Mr. Brightside kafasını ellerinin arasından çıkararak karısının sıcak kucağına bıraktı. Pek kaba olan kollarını o ince sütun gibi olan bele sararken hala hayıflanıyordu.

Biraz sonra Helen'in keyifsiz bir şekikde ismini telaffuz ettiğini duyunca merakla başını kaldırıp karısının gözlerinin içine baktı.

"Alexander... Derbyshire'a dönmeliyiz."

Mektubu okuması için meraklanmış kocasına uzattı.

Mr.
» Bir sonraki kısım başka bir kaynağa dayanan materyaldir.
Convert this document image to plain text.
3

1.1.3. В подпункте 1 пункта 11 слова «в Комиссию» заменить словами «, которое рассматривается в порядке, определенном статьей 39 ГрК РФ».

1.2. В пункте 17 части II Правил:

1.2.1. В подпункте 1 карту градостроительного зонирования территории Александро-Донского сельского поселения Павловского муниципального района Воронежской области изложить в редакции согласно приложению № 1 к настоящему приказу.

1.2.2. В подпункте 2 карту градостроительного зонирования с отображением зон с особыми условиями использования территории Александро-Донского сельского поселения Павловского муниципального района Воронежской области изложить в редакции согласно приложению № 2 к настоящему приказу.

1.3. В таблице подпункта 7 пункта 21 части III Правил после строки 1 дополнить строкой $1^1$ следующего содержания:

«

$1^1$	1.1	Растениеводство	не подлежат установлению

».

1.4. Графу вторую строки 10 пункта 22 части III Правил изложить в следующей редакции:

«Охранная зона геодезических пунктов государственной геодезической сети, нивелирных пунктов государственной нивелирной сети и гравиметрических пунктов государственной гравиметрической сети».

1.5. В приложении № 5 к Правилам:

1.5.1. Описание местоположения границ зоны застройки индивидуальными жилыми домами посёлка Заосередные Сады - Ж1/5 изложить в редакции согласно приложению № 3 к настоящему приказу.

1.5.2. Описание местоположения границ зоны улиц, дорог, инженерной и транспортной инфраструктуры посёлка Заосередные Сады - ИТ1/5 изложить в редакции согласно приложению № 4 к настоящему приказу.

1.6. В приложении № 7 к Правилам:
Brightside mektubu okudu. Mektupta, baba Smith'in zatürreye yakalandığı ve şuan ağır bir biçimde hasta olduğu ve bu sebepten dolayı Helen'in ve Mr. Brightside'in hasta ziyareti için beklendiği yazıyordu.

Babasının hastalığını bir kenara koyacak olursa Helen için pek de mühim olmayan bu tatsız hadise Mr. Brightside'in canını sıkmıştı.

Gerçekten bu hafta hiçbir yere gitmeden, daha fazla vakit kaybetmeden balayındayken aksattığı işlerini halletmesi gerekiyordu.

Bu durumda Helen'i Derbyshire'a tek yolcu etmesi gerekiyordu ve bu durum Mr. Brightside'in canını fevkalade derecede sıkmıştı.

Helen, kocasının canının bu duruma sıkıldığını farkederek eliyle sakallı çenesinden tutarak yüzüne bakmasını sağladıktan sonra uysal bir tavırla konuştu.

"Sorun değil, bizimkilere söylerim onlar da eminim anlayışla karşılarlar durumunu. Sen şimdi hiç canını sıkma da işlerine bak."

"Of, Helen! Gerçekten seni tek bırakmak istemiyorum."

Helen, rahat ve sakin bir tavırla gülümseyip "Bir ay sürer mi acaba?" Derken Mr. Brightside'in yüzü sinirle kasıldı.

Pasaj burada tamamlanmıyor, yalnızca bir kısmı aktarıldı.